65daysofstatic: 'The most crucial role for an artist these days is to try and imagine better futures'
- Arusa Qureshi
- 23 April 2020
Paul Wolinski of the Sheffield experimental band discusses recent projects, political influences and new ways of working
Since the release of their first full-length in 2004, Sheffield instrumentalists 65daysofstatic have been steadily evolving, sonically growing arms and legs in all directions. Last year's replicr is a product of this continual transfiguration, the album itself built out of the debris of previous projects and new ways of working.
'It's very much a studio record, or at least we set out to make it without worrying about how we would play these songs live.' Paul Wolinski explains. 'Because in the studio, it felt like we were four co-producers rather than four musicians who had any clearly defined goals. It was really freeing and exciting to make this record. And we were really proud of where we managed to get to.'
Certainly, replicr's melancholic and stark terrain feels like the score to a 21st century-specific existential crisis, and for Wolinski and the rest of the band, it's been impossible not to feel that need to respond to the state of our current social and political climate in their works.
'Everything we do is entirely influenced by the political situation and the world, much more so than other kinds of music we listen to.' He says. 'I think that the most crucial role for an artist these days is to try and imagine better futures. If no one could even imagine better futures, then I don't know how as a civilisation we can ever head in the right direction. And that's a good role but that requires a certain amount of utopian thinking, which is not something that comes naturally to 65days!'
Replicr follows the quartet's unexpected foray into the world of videogames with their expansive and cinematic companion soundtrack to the 2016 hit game No Man's Sky. The project took more or less three years, after which the band turned their attention to Decomposition Theory, a project based on algorithmic and live generative music techniques which they toured across the UK and Europe.
'Rather than playing songs that people knew, we were doing shows where it was different every single night because it was all being generated in real time and that was really interesting. We amassed a huge amount of material and slowly that started to be refined and evolved into what would become the last record.
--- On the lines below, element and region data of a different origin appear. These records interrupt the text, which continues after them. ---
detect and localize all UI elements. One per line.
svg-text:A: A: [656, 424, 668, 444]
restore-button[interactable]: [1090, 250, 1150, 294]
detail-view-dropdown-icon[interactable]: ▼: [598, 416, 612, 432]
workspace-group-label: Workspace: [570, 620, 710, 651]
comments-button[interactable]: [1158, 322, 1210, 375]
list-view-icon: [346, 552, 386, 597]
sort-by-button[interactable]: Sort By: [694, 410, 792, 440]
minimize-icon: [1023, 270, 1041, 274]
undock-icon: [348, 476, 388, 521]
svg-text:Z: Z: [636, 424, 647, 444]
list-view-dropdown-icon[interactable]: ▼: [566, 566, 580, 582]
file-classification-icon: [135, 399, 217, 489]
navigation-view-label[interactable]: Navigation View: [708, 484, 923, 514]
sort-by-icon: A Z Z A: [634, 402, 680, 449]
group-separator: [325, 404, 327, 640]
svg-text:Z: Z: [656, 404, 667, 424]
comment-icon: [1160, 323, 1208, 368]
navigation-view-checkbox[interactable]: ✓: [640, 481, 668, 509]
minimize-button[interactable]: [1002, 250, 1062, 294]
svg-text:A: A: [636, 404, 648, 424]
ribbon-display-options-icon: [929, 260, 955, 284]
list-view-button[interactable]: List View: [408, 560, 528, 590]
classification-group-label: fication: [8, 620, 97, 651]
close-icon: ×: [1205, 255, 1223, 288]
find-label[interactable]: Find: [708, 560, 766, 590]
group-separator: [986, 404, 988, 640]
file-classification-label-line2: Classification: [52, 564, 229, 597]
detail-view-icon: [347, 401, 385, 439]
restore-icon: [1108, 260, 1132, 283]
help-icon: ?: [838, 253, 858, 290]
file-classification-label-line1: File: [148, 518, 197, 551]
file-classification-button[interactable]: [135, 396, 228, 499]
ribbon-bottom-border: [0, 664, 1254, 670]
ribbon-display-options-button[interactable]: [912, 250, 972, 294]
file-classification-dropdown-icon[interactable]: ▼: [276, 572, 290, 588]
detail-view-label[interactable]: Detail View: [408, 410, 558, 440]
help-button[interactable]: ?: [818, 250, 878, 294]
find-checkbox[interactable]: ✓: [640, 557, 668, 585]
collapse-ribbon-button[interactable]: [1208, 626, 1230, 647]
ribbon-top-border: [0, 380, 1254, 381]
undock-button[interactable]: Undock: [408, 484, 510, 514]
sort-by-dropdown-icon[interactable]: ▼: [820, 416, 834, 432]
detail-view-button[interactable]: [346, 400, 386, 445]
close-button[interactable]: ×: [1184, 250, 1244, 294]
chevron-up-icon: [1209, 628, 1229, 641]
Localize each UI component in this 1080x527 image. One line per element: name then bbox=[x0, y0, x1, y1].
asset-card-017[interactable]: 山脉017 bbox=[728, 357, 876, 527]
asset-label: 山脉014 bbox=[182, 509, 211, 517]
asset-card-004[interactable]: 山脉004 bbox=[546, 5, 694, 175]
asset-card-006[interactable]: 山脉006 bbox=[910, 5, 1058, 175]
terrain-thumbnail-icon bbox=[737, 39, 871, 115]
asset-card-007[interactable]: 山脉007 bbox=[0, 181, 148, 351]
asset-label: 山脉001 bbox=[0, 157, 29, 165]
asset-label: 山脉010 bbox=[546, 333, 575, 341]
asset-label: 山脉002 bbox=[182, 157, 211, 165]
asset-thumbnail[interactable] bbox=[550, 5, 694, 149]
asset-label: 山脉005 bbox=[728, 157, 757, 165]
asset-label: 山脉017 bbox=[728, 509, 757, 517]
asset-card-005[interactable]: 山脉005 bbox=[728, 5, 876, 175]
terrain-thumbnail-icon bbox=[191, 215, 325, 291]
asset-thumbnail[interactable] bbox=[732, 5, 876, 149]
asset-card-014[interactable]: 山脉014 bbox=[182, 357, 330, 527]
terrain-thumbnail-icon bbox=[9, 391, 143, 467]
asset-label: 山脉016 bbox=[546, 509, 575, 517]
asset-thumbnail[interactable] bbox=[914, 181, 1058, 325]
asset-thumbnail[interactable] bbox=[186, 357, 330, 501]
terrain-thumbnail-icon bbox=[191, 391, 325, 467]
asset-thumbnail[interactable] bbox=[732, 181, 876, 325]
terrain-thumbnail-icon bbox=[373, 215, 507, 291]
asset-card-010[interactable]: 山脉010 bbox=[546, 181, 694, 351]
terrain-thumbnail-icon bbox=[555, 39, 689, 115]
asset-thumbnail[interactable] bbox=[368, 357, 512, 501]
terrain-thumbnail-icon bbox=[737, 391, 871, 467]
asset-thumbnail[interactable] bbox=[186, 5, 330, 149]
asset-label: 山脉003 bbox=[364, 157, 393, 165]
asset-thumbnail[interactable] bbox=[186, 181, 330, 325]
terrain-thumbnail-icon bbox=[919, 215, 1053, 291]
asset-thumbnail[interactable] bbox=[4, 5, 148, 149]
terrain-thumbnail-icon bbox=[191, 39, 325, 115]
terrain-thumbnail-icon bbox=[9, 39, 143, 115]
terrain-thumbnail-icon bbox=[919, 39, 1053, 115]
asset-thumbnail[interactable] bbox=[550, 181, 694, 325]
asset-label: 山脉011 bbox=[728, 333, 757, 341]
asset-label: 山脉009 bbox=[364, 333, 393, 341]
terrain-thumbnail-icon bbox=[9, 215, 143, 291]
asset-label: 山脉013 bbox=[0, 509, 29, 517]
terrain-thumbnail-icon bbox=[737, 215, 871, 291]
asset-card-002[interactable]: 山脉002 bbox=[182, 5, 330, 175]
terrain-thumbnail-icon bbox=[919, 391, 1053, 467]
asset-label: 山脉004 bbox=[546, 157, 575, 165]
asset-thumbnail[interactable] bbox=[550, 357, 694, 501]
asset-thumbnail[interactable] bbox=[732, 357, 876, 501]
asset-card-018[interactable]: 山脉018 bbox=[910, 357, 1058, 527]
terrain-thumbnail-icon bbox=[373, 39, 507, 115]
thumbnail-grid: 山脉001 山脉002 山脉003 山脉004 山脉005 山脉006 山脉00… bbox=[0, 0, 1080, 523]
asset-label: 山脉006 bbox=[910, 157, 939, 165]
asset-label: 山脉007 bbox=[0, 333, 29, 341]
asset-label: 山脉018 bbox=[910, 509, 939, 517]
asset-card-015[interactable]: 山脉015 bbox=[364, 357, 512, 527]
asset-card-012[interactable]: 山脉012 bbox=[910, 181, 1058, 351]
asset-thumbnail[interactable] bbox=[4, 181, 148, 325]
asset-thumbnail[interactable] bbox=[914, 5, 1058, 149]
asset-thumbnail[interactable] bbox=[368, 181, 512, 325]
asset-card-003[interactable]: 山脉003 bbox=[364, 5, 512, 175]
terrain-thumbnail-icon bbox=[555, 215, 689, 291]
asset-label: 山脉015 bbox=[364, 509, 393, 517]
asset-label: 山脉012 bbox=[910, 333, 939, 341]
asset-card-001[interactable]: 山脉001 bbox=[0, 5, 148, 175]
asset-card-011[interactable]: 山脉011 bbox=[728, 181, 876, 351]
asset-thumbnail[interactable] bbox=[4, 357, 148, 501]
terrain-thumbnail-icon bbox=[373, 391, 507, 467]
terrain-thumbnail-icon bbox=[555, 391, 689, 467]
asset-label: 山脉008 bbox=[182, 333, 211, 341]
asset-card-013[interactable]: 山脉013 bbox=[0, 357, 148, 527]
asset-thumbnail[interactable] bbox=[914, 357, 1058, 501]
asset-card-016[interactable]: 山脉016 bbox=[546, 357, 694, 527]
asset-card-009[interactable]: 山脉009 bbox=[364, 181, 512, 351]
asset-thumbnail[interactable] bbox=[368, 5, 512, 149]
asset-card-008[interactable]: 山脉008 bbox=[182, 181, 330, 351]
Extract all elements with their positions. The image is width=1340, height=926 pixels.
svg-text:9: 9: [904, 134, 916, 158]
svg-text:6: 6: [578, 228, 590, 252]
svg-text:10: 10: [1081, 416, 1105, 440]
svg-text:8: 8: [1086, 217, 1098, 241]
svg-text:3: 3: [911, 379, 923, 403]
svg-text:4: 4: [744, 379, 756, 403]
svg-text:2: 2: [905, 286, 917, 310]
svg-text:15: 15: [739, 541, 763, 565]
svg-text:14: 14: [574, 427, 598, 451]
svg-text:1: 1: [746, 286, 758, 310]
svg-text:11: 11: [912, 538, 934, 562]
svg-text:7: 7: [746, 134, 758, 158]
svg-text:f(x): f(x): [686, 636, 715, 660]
'Because of how big the No Man's Sky project was and because of how long the album was,' Wolinski continues, 'what we actually really wanted to do was make a record that was very tight and focused and maybe like 40, 45 minutes in length. And that's exactly what we did.'
Alongside the material that made the record, there was plenty more that the band were reluctant to part with, and with good reason too, as Wolinski notes. 'We had literally hours more material that we really, really liked. But we didn't want to just release this kind of sprawling triple album or something like that. We wanted that short statement.'
So with this in mind, 65days launched A Year of Wreckage in May 2019, a year-long project delivered via Bandcamp, with a new release for subscribers each month. 'A Year of Wreckage was a way of not compromising the record that we wanted to make, while also finding a platform for all the material that existed around it. We tried to make each release different so sometimes it would be a really long kind of drone EP and other times, it's just loads of crazy break beats and glitchy rhythms. Or one of them's full of pianos and tape hiss. It's been nice not working with a record label and just being able to do it ourselves, directly with the fans.'
Though the project has now come to a close, it's been a largely positive experience for both the band and the fans that have signed up, offering something unique and personal. For now though, the band are looking ahead to their postponed tour, which was originally due to take place in May.
'We were always most excited about playing our new material live and there's a good chunk of the record that's sounding really good,' Wolinski says, returning to our discussion about taking replicr on the road. 'But we've also made an effort to refresh our back catalogue. So we're revisiting some old songs that we've probably not played for seven or eight years or even longer, and we're going to squeeze them into the set somehow.'
While this short tour represents the end of one substantial creative arc for the band that in some ways started in 2017, fans will no doubt be pleased to see 65days with their epic soundscapes, both old and new, before they inevitably return to the frontline with their next big experiment.
65daysofstatic's May tour dates have been postponed. They play Gorilla, Manchester, Wed 16 Dec; Summerhall, Edinburgh, Thu 17 Dec.